Exporting Elasticsearch results as CSV
Scenario: I have a lot of data indexed in an Elasticsearch instance and I want to export some of them in CSV format. It could be for many reasons but in my case I wanted to easily import them to R (well, there is an “elastic” package in R but I will talk about in another post).
Solution: There are several ways one can do this. I will use the Elasticsearch Data Format Plugin.
Steps:
- Install the Elasticsearch Data Format Plugin according to the version of the elasticsearch instance you have.
nandana@nandana-oeg:~/tools/elasticsearch-1.5.1/bin$ ./plugin — install org.codelibs/elasticsearch-dataformat/1.5.0
-> Installing org.codelibs/elasticsearch-dataformat/1.5.0…
Trying http://download.elasticsearch.org/org.codelibs/elasticsearch-dataformat/elasticsearch-dataformat-1.5.0.zip...
Trying http://search.maven.org/remotecontent?filepath=org/codelibs/elasticsearch-dataformat/1.5.0/elasticsearch-dataformat-1.5.0.zip...
Downloading ……… DONE
Installed org.codelibs/elasticsearch-dataformat/1.5.0 into ~/tools/elasticsearch-1.5.1/plugins/dataformat
2. Restart the ElasticSearch server ( probably there might be an easier way other way to start the plugin without restarting the server).

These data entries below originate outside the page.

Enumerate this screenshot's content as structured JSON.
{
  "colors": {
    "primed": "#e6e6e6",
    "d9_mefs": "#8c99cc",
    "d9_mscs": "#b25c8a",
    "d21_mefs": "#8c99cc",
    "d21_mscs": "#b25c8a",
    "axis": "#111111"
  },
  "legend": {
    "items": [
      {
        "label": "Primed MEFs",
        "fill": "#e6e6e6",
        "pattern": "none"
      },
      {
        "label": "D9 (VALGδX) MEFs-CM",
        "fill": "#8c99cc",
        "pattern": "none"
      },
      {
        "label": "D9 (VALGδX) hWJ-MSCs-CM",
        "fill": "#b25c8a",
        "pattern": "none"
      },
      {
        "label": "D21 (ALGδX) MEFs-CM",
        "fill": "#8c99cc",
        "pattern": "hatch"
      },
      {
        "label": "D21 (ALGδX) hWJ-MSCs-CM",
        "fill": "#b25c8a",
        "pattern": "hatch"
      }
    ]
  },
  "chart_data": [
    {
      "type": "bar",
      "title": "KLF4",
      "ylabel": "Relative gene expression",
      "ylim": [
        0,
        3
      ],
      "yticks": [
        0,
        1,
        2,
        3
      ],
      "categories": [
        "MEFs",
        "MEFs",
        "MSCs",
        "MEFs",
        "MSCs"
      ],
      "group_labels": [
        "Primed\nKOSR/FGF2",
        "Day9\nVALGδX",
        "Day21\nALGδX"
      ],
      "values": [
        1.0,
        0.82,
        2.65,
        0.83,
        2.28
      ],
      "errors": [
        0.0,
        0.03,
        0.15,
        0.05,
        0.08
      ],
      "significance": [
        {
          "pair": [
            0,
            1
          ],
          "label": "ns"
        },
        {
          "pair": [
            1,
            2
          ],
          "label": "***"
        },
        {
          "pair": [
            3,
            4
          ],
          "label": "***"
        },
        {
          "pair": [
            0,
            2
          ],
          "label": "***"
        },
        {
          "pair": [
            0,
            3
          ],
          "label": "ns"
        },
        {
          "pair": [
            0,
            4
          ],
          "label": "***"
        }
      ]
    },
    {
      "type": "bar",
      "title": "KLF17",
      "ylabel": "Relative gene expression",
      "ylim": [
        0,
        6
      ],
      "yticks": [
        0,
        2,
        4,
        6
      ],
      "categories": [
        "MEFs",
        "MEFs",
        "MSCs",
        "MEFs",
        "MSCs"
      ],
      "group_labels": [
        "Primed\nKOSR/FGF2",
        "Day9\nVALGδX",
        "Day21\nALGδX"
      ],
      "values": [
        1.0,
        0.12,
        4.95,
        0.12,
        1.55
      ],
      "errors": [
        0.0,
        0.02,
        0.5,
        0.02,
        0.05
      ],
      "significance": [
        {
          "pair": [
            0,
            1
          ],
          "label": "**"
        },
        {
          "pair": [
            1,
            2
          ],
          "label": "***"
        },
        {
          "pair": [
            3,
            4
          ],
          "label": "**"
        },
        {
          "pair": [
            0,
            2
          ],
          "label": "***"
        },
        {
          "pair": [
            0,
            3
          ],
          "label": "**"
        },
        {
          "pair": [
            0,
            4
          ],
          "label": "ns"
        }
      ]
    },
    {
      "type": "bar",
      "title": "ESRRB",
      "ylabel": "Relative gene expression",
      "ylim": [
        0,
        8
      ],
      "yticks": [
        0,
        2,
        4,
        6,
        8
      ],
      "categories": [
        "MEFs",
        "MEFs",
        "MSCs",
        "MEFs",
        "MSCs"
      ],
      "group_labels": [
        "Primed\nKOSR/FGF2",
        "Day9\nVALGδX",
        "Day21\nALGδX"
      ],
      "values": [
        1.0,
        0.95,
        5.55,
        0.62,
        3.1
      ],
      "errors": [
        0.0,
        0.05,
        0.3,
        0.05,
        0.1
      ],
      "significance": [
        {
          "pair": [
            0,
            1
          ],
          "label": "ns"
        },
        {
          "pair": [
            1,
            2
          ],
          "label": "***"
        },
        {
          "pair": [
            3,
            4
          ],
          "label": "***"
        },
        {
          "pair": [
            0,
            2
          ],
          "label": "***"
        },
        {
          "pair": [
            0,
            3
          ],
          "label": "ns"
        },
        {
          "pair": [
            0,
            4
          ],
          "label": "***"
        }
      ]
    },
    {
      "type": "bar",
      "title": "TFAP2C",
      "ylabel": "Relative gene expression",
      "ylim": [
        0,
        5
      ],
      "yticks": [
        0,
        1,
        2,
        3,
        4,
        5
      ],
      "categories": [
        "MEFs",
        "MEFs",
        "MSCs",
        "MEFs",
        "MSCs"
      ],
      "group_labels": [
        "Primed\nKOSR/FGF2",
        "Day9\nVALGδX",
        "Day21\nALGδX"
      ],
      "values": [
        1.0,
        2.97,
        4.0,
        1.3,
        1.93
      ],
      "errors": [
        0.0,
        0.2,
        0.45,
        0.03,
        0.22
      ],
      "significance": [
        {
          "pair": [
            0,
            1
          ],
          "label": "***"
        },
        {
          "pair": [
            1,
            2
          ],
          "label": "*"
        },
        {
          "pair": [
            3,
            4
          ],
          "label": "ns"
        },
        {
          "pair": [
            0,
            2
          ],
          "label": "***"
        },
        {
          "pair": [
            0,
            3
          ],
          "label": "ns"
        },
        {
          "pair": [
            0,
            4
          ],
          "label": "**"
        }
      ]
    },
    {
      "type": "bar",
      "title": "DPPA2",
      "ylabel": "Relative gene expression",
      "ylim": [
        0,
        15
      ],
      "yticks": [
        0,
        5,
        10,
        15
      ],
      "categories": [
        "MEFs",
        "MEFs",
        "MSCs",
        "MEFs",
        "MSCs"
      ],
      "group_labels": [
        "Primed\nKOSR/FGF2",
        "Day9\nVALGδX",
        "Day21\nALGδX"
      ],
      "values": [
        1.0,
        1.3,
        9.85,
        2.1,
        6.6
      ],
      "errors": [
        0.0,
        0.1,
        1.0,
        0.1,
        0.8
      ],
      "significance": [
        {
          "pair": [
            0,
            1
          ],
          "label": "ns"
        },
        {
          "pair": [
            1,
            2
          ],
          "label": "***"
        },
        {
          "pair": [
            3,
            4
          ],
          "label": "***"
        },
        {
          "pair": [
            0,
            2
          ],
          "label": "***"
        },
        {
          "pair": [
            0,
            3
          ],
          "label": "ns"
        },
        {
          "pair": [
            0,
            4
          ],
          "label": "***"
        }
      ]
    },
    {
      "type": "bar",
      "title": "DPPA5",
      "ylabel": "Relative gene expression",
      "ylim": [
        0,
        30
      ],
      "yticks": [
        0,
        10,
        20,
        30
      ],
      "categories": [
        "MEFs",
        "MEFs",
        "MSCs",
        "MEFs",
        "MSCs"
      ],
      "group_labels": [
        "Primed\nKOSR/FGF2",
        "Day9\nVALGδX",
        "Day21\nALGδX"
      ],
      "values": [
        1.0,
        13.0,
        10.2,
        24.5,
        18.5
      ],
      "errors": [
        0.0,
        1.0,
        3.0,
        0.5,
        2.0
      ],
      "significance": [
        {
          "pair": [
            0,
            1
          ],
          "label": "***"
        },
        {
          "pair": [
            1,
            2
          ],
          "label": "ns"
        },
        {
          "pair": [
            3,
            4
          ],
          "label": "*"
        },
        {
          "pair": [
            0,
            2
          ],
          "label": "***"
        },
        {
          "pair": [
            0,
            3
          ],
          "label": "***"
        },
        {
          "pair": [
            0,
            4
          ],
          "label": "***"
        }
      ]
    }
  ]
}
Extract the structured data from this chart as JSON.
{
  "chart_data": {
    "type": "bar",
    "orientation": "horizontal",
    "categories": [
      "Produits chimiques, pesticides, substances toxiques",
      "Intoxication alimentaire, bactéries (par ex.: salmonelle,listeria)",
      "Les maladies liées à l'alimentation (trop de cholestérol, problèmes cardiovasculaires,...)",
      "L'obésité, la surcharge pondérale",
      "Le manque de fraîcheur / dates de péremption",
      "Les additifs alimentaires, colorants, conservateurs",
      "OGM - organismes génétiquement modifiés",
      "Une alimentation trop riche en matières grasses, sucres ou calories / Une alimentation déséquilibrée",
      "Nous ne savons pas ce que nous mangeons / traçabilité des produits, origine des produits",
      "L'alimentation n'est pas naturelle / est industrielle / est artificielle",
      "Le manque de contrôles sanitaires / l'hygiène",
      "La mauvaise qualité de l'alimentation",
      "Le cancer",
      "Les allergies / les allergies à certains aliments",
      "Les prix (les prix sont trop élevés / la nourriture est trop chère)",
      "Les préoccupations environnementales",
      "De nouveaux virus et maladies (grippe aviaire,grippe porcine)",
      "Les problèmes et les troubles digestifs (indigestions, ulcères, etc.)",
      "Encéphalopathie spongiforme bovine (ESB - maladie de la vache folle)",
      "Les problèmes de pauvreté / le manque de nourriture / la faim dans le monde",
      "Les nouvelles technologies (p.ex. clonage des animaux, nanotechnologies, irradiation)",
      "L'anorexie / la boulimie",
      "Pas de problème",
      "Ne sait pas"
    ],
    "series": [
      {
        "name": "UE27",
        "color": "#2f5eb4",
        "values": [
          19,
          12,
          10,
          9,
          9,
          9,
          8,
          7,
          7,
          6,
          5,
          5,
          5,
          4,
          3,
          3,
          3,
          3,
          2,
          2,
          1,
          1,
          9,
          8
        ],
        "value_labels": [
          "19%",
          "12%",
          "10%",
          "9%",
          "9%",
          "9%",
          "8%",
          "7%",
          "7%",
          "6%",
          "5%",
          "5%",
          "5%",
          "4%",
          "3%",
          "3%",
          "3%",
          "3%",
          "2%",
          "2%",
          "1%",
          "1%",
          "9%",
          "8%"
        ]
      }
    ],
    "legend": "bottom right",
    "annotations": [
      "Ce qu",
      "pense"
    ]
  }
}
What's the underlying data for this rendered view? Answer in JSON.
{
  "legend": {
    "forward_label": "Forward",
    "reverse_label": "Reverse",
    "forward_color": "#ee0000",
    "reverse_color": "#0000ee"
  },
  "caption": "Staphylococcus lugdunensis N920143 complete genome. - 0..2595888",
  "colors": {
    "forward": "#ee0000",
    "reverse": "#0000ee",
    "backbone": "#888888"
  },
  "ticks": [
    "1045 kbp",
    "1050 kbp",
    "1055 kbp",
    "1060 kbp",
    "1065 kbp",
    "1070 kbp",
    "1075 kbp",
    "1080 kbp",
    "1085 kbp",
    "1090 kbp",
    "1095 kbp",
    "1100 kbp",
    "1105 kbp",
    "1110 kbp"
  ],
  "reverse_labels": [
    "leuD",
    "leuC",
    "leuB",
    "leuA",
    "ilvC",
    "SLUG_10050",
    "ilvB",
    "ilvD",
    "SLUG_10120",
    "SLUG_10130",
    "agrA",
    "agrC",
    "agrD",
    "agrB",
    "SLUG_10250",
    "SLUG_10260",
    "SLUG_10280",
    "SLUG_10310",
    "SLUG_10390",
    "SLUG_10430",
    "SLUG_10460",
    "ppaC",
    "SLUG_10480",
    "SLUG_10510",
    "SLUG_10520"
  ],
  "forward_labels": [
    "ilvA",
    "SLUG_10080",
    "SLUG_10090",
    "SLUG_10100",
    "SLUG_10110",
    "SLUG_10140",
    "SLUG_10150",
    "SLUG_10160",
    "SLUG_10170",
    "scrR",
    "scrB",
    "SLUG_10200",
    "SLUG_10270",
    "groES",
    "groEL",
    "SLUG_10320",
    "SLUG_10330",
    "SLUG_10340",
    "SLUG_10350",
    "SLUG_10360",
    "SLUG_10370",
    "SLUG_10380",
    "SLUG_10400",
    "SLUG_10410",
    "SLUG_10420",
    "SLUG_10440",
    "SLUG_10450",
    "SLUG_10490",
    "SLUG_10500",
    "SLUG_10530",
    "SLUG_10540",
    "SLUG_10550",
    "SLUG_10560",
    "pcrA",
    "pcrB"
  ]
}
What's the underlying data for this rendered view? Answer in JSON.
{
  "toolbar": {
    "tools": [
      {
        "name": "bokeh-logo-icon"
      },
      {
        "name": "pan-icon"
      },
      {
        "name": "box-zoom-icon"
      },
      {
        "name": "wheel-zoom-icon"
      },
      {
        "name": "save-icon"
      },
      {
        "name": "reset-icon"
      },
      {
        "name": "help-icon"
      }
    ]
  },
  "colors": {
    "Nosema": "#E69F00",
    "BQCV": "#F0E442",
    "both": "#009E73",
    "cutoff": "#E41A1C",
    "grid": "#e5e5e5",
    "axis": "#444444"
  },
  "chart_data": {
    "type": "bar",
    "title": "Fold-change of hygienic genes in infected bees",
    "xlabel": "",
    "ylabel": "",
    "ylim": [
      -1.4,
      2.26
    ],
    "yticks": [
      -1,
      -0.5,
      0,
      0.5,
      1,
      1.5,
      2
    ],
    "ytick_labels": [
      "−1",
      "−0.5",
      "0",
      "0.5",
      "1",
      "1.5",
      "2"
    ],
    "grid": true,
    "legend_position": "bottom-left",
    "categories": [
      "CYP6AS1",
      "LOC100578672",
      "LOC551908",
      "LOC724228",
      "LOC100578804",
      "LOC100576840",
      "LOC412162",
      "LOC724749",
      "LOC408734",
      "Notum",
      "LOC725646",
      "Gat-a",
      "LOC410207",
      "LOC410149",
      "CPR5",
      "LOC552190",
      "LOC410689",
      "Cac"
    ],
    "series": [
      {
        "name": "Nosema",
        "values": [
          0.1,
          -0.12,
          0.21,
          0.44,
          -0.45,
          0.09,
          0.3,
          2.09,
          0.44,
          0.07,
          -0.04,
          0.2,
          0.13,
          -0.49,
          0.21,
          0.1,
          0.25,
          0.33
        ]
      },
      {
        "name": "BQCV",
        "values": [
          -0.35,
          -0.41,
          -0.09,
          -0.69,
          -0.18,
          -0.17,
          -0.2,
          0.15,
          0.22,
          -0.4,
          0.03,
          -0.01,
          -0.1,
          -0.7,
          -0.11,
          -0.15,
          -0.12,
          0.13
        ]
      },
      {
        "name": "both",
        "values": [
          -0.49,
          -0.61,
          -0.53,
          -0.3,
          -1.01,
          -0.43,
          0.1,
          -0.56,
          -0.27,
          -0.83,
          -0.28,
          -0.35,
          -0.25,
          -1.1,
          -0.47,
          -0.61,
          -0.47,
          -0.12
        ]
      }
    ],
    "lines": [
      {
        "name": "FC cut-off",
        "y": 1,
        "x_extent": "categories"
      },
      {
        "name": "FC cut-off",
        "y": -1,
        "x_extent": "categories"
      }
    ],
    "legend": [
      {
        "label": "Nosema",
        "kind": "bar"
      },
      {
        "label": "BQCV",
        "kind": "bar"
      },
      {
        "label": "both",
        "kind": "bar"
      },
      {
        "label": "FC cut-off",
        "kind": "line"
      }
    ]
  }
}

You can check if the plugin is available using the following command.
nandana@nandana-oeg:~/tools/elasticsearch-1.5.1/bin$ curl -XGET http://localhost:9200/_cat/plugins
Nandana marvel 1.3.1 j/s /_plugin/marvel/
Nandana DataFormatPlugin 1.5.0 j
Nandana head NA s /_plugin/head/
3. Make a query to the _data endpoint and store the CSV output a file.
curl -o /path/to/file.csv -XGET “localhost:9200/{index}/{type}/_data?format=csv&source={source}”
{source} is the URL encoded query using the ElasticSearch query DSL. For example if I have a simple query such as { “query”: { “match_all”:{} } }, the concrete command will look like
curl -o /tmp/data.csv -XGET “localhost:9200/rindex/property/_data?format=csv&source=%7B+%22query%22%3A+%7B++%22match_all%22%3A%7B%7D+%7D+%7D”
Unsuccessful attempts:
My first attempt to export CSV from Elasticsearch was to use Logstash. It seems to fit well for the task; I could define a simple pipeline with that takes input from Elasticsearch and provide output as CSV. It had both an elasticseach input plugin and a csv output plugin.
However, it didn’t work. I created a very simple Logstach configuration but the elasticsearch input plugin failed with an strange error message. Not knowing how to go into to the ruby source and understand what’s going wrong, I had to give up.